Finland – feels like coming home (almost) 

None of us from Piteå had been in Helsinki or Tampere before. We have visited Finland, but mostly in northern Finland where you can drive over the border or take the ferry to Vaasa. We were all surprised that it took such a short time to fly from Stockholm to Helsinki. We thought it was a little farther away than it was. 

Once in Finland we felt a great deal of safety when we noticed that the public transportation and other functions work in a similar way as in Sweden. Just getting all the information presented in Swedish on traffic signs, in ticket machines etc. felt very familiar and good.   

Peer tutor’s best advice – buy a bike 

When we all met again on the first morning it immediately felt like we had come a bit further in our cooperation just by meeting before in Brussels and Piteå.   

During the first day our Finnish partners presented their national project Catch up with Work.

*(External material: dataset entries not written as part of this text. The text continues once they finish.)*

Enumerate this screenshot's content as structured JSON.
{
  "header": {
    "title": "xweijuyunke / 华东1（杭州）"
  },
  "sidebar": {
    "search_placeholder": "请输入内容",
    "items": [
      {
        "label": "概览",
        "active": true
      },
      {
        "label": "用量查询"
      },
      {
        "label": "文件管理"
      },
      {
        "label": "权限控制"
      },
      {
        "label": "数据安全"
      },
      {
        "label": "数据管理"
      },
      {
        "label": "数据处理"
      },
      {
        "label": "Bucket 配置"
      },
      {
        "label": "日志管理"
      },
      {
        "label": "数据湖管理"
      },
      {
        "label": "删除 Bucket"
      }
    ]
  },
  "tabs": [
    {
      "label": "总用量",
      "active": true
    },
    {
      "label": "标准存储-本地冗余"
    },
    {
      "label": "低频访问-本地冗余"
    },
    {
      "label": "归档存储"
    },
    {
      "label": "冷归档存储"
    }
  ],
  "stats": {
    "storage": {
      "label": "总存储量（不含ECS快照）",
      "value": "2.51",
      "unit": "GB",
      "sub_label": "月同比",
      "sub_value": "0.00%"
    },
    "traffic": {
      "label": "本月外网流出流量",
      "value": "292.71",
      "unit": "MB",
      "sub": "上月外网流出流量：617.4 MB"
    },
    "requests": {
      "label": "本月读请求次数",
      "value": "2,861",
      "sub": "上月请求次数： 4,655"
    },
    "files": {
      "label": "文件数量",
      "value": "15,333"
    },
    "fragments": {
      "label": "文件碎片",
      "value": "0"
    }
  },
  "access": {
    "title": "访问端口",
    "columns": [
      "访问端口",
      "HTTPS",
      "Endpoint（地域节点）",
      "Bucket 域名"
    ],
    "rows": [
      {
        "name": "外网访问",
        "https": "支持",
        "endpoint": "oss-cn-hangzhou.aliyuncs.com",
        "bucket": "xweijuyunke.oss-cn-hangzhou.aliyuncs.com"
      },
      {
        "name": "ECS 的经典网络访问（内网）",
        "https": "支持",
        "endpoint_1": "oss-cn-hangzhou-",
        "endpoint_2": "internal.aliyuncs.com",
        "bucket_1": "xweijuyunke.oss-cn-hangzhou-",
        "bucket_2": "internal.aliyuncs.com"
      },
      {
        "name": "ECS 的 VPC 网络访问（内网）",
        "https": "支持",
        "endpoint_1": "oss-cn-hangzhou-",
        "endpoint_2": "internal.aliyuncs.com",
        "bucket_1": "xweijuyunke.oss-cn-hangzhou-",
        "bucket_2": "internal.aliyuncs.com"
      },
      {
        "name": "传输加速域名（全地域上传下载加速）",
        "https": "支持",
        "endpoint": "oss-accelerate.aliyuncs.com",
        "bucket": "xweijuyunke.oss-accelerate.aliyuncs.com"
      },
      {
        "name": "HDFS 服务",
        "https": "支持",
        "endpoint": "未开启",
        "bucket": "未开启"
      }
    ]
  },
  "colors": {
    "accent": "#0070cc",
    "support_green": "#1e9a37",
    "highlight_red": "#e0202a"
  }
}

The presentation gave us a really good picture of the project and of the situation of people with migrant background in Finland. 

Peer tutors shared experiences of their training and leading the peer groups.
Catch up with Work project staff has trained peer tutors who then themselves lead their own peer groups. In the group the participants learn from each other how the Finnish society works and how to get a job. The project also has cooperation with The Trade Union for the Public and Welfare Sectors JHL. The union offers activities for its migrant members and, as a result of the project, has also decided to organise working life tutor training courses next year. 
When we thereafter had the opportunity to listen to two peer tutors themselves about the work in the peer groups, it showed that they as well gain and learn a lot by leading the groups. What was their best advice on how to integrate in the Finnish society? Don't focus on language as a problem and buy a bike! 

The day ended with a smorgasbord of Finnish specialties such as traditional Finnish pastries and on top of that - a genuine Finnish sauna.   

Workshop activities – a stepping stone to labour market 

How to instruct fixing a motor without a shared language?
On the second day we took a bus to Tampere and, just like in Sweden, we travelled through forests, fields and meadows. In Tampere we visited Silta-Valmennusyhdistys, where people can do internships/work training in various professional areas. It reminded us of an activity center we have in Piteå that works in a similar way and often becomes a stepping stone for migrants to enter the labour market. 

We also met supervisors of some of the activities Silta offered and here as well it became clear how important it is to have good supervisors, not least when you need to fix a motor and don’t know a word of Finnish.  

A lesson about Finland’s migration background 

The seminar's final day began with a city tour in Helsinki. We found out more about Finland's quite a short history as a nation and it also made us think about Finland’s and Sweden's history, which has not always been so cheerful. Perhaps many of the prejudices that Swedes and Finns have about each other descend from this time? 

During the afternoon Senior Researcher Pasi Saukkonen from the City of Helsinki informed us that Finland was a country of emigration until the 1990s. Nowadays about 6-7% of Finland's population is foreign-born and Finland has become a country of immigration. The percentage of migrant people can be compared to Piteå with about the same figures. Piteå is the municipality with the lowest percentage of migrant people in Sweden. Although Finland has a low proportion of foreign-born people, it was one of the first countries to adapt a migration policy and is also one of the few countries that have integration services available for all, not just refugees.   

The project group from Piteå on the city tour of Helsinki

Our overall reflection is that the transnational seminars give us and our national projects so much back, there is so much to learn from each other. By reflecting on differences and similarities between Finland, Sweden and Belgium, we can also gain a greater understanding of the foreign-born people who come to our country. It also gives us a picture of all the complexities people meet when they move to another country.